Iran’s Baha’i minority are being prevented from obtaining identity cards under new rules, depriving them of basic civil rights in another blow to the persecuted group.
Iranian authorities have removed the Baha’i faith from the list of recognised religions on the new national ID card, which lists only Islam, Christianity, Judaism and Zoroastrianism as options.
A core tenet of the Baha’i faith is upholding the truth, which would prevent followers from lying on the form about their religion.
Without the card, Iranian nationals are unable to obtain credit cards, driver’s licenses and passports. ID cards are also required to apply for a loan, cash cheques and buying property.
The UN says there are about 350,000 Baha’i followers in Iran, making them the country’s biggest religious minority.
They say hundreds of followers have been jailed or executed since Iran’s revolution in 1979.
“Before, the Baha’i used to tick the box ‘Other’, and while their religion wasn’t officially recognised, it was sufficient,” Padideh Sabeti, a spokesperson for the Baha’i International Community, told The Sunday Telegraph. “Now they have deliberately eliminated the option so the Baha’i – the country’s largest minority – is not recognised.
“We’ve heard from some inside Iran who have told us they have gone to get a new ID card and the official ticked Muslim for them on the form,” said Ms Sabeti, who speaks for the community in Iran from the UK. “When the person then asked them to change this, saying they were not Muslim but Baha’i, they were told they were not allowed.
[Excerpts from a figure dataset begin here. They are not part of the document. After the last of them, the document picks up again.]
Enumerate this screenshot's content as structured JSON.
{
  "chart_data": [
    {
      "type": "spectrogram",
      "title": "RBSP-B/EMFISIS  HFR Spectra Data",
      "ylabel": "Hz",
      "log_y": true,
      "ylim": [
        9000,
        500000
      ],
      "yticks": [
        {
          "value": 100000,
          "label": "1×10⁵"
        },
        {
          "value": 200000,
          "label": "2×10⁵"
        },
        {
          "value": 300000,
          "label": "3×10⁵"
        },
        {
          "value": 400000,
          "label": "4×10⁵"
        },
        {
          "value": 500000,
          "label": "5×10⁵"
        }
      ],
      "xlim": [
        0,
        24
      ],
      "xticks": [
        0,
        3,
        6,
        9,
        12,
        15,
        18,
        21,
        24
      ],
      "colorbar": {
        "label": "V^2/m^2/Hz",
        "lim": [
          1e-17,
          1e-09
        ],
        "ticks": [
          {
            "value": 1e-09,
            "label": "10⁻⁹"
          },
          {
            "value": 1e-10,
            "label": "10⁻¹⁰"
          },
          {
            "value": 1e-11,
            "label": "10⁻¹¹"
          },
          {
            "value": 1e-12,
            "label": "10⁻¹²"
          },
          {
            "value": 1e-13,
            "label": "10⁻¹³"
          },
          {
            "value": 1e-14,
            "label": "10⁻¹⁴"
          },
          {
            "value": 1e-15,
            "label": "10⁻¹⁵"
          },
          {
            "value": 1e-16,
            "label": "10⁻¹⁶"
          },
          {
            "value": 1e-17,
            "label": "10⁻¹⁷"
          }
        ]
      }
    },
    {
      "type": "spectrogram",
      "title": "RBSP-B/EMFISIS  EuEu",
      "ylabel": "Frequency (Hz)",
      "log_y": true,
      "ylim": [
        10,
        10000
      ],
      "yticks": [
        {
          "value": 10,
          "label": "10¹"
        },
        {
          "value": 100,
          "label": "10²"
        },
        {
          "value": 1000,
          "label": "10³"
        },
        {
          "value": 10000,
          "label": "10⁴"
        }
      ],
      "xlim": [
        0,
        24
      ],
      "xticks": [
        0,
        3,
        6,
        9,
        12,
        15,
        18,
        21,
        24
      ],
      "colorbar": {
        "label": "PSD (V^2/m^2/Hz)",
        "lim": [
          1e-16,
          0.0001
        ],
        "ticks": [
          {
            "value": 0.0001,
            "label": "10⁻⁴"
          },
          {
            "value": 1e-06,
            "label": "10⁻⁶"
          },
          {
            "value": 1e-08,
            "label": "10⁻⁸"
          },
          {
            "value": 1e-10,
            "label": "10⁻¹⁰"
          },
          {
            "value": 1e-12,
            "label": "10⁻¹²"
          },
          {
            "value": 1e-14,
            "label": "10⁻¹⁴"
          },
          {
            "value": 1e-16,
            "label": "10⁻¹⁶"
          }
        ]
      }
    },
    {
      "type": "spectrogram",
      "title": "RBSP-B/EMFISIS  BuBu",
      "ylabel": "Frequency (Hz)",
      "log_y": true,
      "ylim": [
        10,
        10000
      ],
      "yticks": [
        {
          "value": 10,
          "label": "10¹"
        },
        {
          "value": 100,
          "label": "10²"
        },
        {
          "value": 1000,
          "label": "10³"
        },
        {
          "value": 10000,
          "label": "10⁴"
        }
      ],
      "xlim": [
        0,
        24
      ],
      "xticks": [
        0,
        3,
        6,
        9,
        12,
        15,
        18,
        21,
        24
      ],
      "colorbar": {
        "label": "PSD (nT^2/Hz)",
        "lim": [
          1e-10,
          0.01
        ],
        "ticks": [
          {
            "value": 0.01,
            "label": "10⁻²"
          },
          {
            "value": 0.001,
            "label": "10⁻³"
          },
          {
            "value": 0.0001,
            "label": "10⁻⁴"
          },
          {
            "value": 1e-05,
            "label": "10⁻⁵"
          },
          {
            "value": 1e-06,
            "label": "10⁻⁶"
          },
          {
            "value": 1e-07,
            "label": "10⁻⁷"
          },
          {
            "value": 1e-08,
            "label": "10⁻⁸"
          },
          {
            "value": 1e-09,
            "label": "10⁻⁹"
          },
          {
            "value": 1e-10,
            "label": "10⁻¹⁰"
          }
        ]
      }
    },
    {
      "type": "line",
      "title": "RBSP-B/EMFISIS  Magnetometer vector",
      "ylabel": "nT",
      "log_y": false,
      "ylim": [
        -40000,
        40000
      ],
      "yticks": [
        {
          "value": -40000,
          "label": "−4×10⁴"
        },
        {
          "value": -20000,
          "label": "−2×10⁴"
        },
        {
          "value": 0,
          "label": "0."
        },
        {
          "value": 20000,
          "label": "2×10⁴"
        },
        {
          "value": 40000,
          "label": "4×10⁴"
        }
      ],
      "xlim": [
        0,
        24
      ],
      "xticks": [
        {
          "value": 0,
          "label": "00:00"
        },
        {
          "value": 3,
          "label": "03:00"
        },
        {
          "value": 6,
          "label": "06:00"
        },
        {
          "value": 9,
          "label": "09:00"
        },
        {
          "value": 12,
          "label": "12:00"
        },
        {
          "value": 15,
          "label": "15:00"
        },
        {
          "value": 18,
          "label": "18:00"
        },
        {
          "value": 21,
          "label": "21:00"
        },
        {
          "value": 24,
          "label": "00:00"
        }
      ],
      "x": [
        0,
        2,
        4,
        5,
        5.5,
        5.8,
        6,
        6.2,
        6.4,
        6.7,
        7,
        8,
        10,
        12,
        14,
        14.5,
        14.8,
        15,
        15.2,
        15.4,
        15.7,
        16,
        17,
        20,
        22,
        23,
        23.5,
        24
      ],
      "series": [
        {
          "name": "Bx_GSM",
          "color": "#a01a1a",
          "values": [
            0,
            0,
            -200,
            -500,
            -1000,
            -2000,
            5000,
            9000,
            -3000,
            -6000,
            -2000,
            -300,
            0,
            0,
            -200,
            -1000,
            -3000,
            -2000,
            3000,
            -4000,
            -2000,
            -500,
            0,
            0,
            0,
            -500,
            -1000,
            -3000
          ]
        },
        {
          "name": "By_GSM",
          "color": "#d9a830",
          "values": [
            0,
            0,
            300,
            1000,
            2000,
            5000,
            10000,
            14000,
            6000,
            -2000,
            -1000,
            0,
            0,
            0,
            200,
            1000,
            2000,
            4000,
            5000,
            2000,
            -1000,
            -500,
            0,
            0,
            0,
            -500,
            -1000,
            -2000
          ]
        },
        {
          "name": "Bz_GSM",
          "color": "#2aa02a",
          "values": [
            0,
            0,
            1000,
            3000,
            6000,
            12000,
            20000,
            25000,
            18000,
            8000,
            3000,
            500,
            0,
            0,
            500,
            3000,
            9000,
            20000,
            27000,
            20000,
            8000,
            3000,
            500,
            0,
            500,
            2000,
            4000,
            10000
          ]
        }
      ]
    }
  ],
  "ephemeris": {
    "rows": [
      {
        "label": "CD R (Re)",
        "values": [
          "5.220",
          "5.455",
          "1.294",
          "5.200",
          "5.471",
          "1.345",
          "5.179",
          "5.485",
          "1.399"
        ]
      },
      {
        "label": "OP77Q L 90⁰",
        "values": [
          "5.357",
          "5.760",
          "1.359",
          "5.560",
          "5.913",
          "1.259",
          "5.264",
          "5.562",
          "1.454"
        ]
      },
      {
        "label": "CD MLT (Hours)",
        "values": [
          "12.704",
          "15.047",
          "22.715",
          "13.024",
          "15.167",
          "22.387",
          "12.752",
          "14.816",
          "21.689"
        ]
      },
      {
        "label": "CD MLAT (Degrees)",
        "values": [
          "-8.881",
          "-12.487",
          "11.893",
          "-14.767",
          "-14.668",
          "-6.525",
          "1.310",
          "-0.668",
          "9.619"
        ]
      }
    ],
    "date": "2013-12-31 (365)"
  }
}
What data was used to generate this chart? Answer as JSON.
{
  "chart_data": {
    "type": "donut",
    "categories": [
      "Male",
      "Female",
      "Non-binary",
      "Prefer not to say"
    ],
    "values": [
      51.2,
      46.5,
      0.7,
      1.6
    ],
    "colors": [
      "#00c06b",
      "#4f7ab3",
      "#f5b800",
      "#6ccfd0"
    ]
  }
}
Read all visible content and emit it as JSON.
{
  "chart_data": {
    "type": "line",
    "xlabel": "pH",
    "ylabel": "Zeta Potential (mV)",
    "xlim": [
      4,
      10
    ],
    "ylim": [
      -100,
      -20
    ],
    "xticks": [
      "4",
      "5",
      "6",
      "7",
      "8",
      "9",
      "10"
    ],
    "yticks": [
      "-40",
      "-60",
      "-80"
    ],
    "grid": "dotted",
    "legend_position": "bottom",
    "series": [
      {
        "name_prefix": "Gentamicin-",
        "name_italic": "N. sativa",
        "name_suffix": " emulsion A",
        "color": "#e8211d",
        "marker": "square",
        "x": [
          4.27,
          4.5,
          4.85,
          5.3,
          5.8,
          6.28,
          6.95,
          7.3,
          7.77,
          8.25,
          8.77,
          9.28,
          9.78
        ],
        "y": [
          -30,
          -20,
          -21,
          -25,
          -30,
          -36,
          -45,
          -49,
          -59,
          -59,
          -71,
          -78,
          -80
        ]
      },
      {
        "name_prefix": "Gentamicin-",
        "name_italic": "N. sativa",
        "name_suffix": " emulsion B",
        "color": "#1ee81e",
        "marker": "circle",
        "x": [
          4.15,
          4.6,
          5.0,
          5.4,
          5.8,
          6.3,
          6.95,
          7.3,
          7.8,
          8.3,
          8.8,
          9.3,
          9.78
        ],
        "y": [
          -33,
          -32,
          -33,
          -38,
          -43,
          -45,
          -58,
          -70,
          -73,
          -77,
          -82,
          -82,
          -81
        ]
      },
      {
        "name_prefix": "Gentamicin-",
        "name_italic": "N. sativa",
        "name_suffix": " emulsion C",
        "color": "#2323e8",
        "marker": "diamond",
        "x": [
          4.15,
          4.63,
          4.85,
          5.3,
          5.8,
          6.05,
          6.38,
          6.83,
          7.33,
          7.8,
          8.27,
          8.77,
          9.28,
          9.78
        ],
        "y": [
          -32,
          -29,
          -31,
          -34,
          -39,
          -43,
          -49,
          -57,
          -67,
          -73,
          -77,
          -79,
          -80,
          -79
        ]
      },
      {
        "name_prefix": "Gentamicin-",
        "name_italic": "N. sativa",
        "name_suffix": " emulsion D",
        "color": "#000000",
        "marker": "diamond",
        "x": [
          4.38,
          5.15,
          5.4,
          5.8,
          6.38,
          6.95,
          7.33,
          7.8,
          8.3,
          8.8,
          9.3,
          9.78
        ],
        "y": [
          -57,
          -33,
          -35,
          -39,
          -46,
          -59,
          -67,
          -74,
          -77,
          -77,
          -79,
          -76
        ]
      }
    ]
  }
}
“They are using this mechanism to deny the existence of the Baha’i, they can use the forms to tell the world that there are no longer any Baha’i in Iran,” said Ms Sabeti, who said applicants had been told that the changes to the forms had been ordered by the “powers on high”. “It’s a terrifying prospect.”
The religion started in Iran, but it has rapidly expanded since its founding and now has an estimated six million followers worldwide.
While Iran systematically discriminates against other religious minorities within its borders as well, the plight of the Baha’i community has been particularly well documented because of the group’s size and the severity of the persecution to which it is subjected.
A United Nations report found that Baha’is have suffered from “the most egregious forms of repression, persecution and victimisation.”
Baha’is interviewed for the report described a variety of human rights violations that they had been subjected to, including the closure of shops, the firebombing of homes; arbitrary arrest, torture and other ill treatment whilst in detention.
Many also been arrested for “vaguely worded offenses” such as espionage or spreading propaganda or espionage.
In the last three months, Baha’is also experienced a confiscation of possessions, dismissals from employment, and continued denial of access to higher education. In one instance, a non-Baha’i employer was forced to provide a list of her Baha’i employees and then to dismiss them from employment.
A court recently ruled that property belonging to the Baha’is in the village of Ivel, where followers have lived for two centuries, be confiscated on the basis that Baha’is have “a perverse ideology” and therefore have no “legitimacy in their ownership” of any property.
“How could Baha’is that apply for their national identification ID cards, for public sector jobs, or to enrol in a universities be punished simply for being truthful?” said Diane Ala’i, representative of the Baha’i International Community in Geneva.
“Despite continuous claims by Iranian officials inside the country and in the UN that Baha’is have citizenship rights, the authorities are institutionalising yet another mechanism which aims to destroy the Baha’i community as a viable entity.”